Lazăr Veronica, Chifiriuc Mariana Carmen
University of Bucharest, Faculty of Biology, Dept. of Microbiology & Immunology, Romania.
Roum Arch Microbiol Immunol. 2010 Jul-Sep;69(3):125-38.
Recent public announcements stated that 60% to 85% of all microbial infections involve biofilms developed on natural tissues (skin, mucosa, endothelial epithelia, teeth, bones) or artificial devices (central venous, peritoneal and urinary catheters, dental materials, cardiac valves, intrauterine contraceptive devices, contact lenses, different types of implants). Prosthetic medical devices are risk factors of chronic infections in developed countries and these infections are characterized by slow onset, middle intensity symptoms, chronic evolution and resistance to antibiotic treatment. In case of biofilm development, a series of genes (40-60% of the prokaryotic genome) are modulated (activated/inhibited) by complex cell to cell signalling mechanisms and the biofilm cells become phenotypically distinct from their counterpart--free cells, being more resistant to stress conditions (including all types of antimicrobial substances); this resistance is phenotypical, behavioural and, more recently, called TOLERANCE. Four major mechanisms can account for biofilm antibiotic tolerance: (1) the failure of antibiotic penetration into the depth of a mature biofilm due to the biofilm matrix; (2) the accumulation of high levels of antibiotic degrading enzymes; (3) in the depth of biofilm, cells are experiencing nutrient limitation entering in a slow-growing or starved state; slow-growing or non-growing cells being not highly susceptible to antimicrobial agents, this phenomenon could be amplified by the presence of phenotypic variants or "persisters" and (4) biofilm's bacteria can turn on stress-response genes and switch to more tolerant phenotypes on exposure to environmental stresses; (5) genetic changes, probably selected by different stress conditions, such as mutations and gene transfer could occur inside the biofilm. In these conditions, biofilm associated infections require a different approach, both clinically and paraclinically.
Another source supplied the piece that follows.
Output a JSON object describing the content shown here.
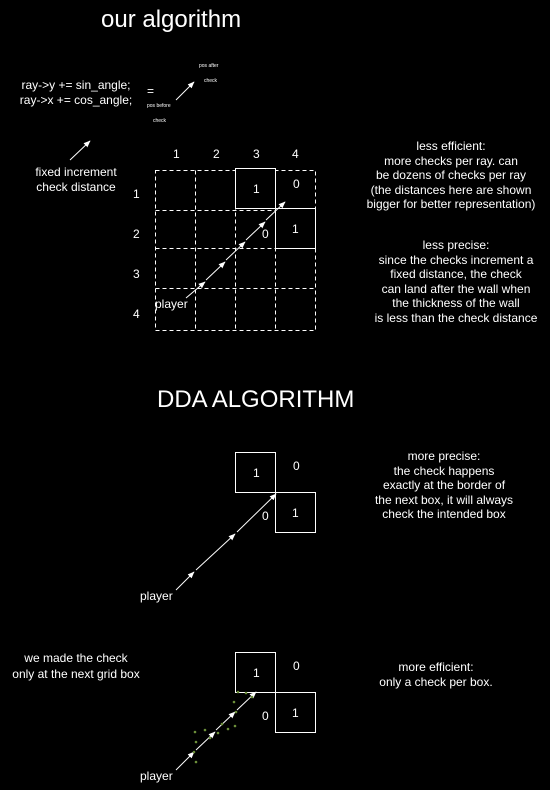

最近的公开声明称,所有微生物感染中有60%至85%涉及在天然组织(皮肤、黏膜、内皮上皮、牙齿、骨骼)或人工装置(中心静脉导管、腹膜和导尿管、牙科材料、心脏瓣膜、宫内节育器、隐形眼镜、不同类型的植入物)上形成的生物膜。在发达国家,医用假体装置是慢性感染的危险因素,这些感染的特点是起病缓慢、症状中度、病程慢性且对抗生素治疗耐药。在生物膜形成的情况下,一系列基因(原核生物基因组的40%-60%)通过复杂的细胞间信号传导机制被调节(激活/抑制),生物膜细胞在表型上与其对应的游离细胞不同,对压力条件(包括所有类型的抗菌物质)更具抗性;这种抗性是表型的、行为的,最近被称为耐受性。生物膜抗生素耐受性可由四种主要机制解释:(1)由于生物膜基质,抗生素无法渗透到成熟生物膜的深部;(2)高水平抗生素降解酶的积累;(3)在生物膜深部,细胞因营养限制进入缓慢生长或饥饿状态;缓慢生长或不生长的细胞对抗菌剂不太敏感,这种现象可因表型变异体或“持留菌”的存在而放大;(4)生物膜中的细菌在暴露于环境压力时可开启应激反应基因并转换为更具耐受性的表型;(5)在生物膜内部可能发生遗传变化,可能是由不同的压力条件选择的,如突变和基因转移。在这些情况下,生物膜相关感染在临床和临床旁都需要不同的方法。